When we think about the different business lines, how would we think about the trajectory or arc of growth in sponsorship relative to concerts. And what I'm essentially getting at is whether there is an acceleration of growth in sponsorship and advertising that has begotten from this outperformance in this acceleration that you're seeing in the -- on the concert side of things later on. .

J
Joe Berchtold
executive

Yes, David, this is Joe. I think absolutely, there are increasing benefits to scale in the sponsorship business. One of the things that the brands are telling us they're looking for is they want to reach customers at a time when they're open to the brands, which we have, but they want to make sure that it's at scale, that at scale really matters. So they're not trying to do a lot of different little programs. And so we're seeing a lot more demand. We're over $1 billion in revenue on the sponsorship side.

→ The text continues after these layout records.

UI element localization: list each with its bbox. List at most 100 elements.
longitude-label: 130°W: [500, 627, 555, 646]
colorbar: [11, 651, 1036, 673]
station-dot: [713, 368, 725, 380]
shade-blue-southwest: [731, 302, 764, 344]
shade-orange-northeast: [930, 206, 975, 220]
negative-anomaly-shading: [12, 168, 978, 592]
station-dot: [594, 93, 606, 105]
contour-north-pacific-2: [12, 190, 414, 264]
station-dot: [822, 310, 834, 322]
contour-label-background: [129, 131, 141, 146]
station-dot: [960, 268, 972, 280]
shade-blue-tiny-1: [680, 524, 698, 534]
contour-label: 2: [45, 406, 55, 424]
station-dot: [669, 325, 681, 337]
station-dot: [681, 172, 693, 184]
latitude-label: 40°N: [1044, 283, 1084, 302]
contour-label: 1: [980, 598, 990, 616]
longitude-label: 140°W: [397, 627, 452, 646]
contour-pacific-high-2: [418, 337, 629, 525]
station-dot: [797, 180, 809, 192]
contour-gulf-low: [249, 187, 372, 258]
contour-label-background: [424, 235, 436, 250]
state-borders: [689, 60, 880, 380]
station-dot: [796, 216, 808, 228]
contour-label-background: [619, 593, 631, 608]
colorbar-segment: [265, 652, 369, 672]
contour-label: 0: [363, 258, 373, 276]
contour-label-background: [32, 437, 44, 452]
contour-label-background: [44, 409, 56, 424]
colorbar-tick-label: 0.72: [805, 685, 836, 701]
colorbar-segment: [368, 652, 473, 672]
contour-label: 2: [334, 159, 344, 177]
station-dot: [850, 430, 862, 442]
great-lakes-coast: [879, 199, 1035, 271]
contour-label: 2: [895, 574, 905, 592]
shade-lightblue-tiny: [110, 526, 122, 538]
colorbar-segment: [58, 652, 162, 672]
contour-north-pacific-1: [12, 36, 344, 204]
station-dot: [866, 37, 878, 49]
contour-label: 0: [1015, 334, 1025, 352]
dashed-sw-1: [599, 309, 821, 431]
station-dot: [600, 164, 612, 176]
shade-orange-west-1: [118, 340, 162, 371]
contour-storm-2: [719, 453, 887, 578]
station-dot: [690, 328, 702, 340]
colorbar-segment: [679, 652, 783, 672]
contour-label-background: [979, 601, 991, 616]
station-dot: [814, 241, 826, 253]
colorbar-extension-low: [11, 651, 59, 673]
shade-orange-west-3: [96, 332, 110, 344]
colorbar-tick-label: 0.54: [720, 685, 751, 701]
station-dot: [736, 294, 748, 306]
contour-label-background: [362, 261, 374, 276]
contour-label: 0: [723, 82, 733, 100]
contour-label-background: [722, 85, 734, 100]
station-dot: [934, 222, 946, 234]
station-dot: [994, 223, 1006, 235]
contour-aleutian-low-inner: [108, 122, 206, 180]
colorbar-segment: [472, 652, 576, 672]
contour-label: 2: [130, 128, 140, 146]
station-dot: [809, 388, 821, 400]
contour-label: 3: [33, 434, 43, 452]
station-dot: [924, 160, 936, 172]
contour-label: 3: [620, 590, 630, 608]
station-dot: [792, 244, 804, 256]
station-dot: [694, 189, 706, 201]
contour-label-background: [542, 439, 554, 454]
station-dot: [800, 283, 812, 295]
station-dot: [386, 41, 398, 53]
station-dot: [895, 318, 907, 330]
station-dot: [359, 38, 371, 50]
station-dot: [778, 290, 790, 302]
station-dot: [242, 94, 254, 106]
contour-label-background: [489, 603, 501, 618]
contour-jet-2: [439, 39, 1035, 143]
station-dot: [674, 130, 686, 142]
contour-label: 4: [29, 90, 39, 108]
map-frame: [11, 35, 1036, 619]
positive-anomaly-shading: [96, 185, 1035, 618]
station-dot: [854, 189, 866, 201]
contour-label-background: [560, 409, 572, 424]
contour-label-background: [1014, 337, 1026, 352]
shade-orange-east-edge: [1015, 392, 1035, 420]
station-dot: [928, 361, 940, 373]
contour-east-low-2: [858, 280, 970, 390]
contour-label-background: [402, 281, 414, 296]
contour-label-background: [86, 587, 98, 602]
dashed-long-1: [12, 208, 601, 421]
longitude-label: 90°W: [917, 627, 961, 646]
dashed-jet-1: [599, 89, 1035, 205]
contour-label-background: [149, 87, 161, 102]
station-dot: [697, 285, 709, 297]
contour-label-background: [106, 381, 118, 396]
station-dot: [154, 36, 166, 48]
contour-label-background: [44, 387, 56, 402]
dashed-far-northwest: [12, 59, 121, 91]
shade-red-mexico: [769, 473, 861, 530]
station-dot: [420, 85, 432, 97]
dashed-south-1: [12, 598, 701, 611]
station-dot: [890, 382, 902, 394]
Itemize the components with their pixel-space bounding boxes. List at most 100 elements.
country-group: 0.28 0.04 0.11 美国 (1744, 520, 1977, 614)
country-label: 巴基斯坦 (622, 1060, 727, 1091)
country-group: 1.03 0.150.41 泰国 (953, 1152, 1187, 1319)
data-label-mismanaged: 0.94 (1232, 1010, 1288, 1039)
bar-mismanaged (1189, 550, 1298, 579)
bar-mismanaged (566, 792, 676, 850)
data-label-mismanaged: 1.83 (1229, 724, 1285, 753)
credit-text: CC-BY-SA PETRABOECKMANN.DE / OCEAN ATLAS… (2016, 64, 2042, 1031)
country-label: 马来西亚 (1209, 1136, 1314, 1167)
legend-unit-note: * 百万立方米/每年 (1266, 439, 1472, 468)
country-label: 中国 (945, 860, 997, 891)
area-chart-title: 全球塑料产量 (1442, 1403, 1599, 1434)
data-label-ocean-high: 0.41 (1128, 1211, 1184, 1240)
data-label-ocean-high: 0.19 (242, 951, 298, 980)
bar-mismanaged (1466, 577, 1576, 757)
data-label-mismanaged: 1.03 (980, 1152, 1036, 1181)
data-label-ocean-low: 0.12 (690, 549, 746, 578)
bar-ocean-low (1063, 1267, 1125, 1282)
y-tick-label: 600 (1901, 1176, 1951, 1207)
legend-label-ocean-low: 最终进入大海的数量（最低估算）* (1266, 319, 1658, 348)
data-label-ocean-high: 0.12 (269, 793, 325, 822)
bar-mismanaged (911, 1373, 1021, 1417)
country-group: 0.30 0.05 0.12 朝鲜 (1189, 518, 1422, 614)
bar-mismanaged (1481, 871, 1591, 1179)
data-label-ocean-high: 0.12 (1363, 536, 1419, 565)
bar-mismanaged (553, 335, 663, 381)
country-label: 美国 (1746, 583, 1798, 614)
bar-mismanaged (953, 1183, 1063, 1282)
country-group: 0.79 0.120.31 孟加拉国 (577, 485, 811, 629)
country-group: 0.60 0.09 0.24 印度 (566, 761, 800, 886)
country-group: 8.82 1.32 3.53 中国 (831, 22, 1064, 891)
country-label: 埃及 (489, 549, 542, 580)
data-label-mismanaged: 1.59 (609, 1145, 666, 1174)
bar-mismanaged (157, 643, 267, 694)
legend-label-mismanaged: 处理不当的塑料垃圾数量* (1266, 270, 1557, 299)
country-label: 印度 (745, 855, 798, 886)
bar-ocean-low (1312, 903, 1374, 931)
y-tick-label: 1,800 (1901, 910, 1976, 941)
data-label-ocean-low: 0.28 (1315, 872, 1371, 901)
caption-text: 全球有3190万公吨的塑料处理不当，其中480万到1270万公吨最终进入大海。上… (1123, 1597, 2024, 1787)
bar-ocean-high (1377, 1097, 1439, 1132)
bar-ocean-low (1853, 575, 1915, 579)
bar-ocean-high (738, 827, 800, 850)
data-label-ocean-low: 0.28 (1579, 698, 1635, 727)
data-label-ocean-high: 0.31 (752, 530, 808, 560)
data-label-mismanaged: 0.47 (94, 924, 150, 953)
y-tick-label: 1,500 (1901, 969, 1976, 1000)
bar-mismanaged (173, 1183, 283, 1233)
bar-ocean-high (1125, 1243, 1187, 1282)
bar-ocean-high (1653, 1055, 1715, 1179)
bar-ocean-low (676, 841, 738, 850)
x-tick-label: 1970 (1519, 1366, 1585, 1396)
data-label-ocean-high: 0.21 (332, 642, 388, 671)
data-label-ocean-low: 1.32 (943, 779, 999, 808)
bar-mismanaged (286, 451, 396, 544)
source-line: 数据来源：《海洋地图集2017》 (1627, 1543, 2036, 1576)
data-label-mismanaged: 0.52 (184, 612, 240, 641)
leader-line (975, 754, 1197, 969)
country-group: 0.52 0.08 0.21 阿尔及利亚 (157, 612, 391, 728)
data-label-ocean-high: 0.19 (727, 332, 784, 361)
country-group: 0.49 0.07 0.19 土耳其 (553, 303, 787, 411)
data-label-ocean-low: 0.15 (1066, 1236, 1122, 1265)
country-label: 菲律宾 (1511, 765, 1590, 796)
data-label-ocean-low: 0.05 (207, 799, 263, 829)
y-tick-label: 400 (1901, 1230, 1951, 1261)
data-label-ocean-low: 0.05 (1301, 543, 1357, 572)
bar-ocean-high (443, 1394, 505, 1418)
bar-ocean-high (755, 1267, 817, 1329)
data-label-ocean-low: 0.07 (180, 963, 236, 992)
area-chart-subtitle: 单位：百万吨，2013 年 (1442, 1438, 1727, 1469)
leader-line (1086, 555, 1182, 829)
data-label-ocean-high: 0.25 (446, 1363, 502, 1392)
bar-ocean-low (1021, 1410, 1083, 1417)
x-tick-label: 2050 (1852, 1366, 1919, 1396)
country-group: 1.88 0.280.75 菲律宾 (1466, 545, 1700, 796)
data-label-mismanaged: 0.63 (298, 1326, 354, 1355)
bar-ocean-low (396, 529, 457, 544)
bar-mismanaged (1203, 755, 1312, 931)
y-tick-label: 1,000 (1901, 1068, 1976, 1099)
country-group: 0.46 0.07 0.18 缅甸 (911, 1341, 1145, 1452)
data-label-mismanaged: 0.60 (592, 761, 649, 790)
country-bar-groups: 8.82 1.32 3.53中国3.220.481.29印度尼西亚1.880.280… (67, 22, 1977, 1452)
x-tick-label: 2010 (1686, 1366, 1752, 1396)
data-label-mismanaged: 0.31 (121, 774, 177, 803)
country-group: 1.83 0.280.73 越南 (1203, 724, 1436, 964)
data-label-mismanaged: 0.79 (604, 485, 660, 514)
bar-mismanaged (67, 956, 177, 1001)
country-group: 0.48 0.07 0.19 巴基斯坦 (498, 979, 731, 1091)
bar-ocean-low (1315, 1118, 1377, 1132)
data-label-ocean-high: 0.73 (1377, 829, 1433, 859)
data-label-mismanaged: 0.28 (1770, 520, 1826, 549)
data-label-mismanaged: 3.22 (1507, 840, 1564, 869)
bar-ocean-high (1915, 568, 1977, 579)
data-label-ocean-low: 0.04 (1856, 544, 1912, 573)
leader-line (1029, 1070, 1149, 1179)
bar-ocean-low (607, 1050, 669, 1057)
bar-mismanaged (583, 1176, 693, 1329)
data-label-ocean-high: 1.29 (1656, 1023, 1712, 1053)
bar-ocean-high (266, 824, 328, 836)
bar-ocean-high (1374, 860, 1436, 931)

We're closing in 150 million fans. So we -- over 600 million tickets on Ticketmaster, -- so we've now got a scale and that scale continues to beget more scale. So absolutely, we see a very strong continued growth in that business.

D
David Katz
analyst

So just to follow up, and I'm not pushing for any kind of guidance or anything like that. But the growth rate in sponsorship obviously could outgrow and grow more than potentially that of concerts at some future day, right, if we're sort of plotting those lines.

J
Joe Berchtold
executive

But I think if you look historically, look back since 2010, concerts has consistently grown faster than our sponsorship business. And we think it continues to be a strong double-digit growth business. .

Operator

There are no further questions at this time. I would like to turn the floor back over to Michael Rapino for any closing comments. .

M
Michael Rapino
executive

Thank you. Appreciate all your support, and we will talk to you at the end of Q1.

Operator

This concludes today's teleconference. You may disconnect your lines at this time. Thank you for your participation.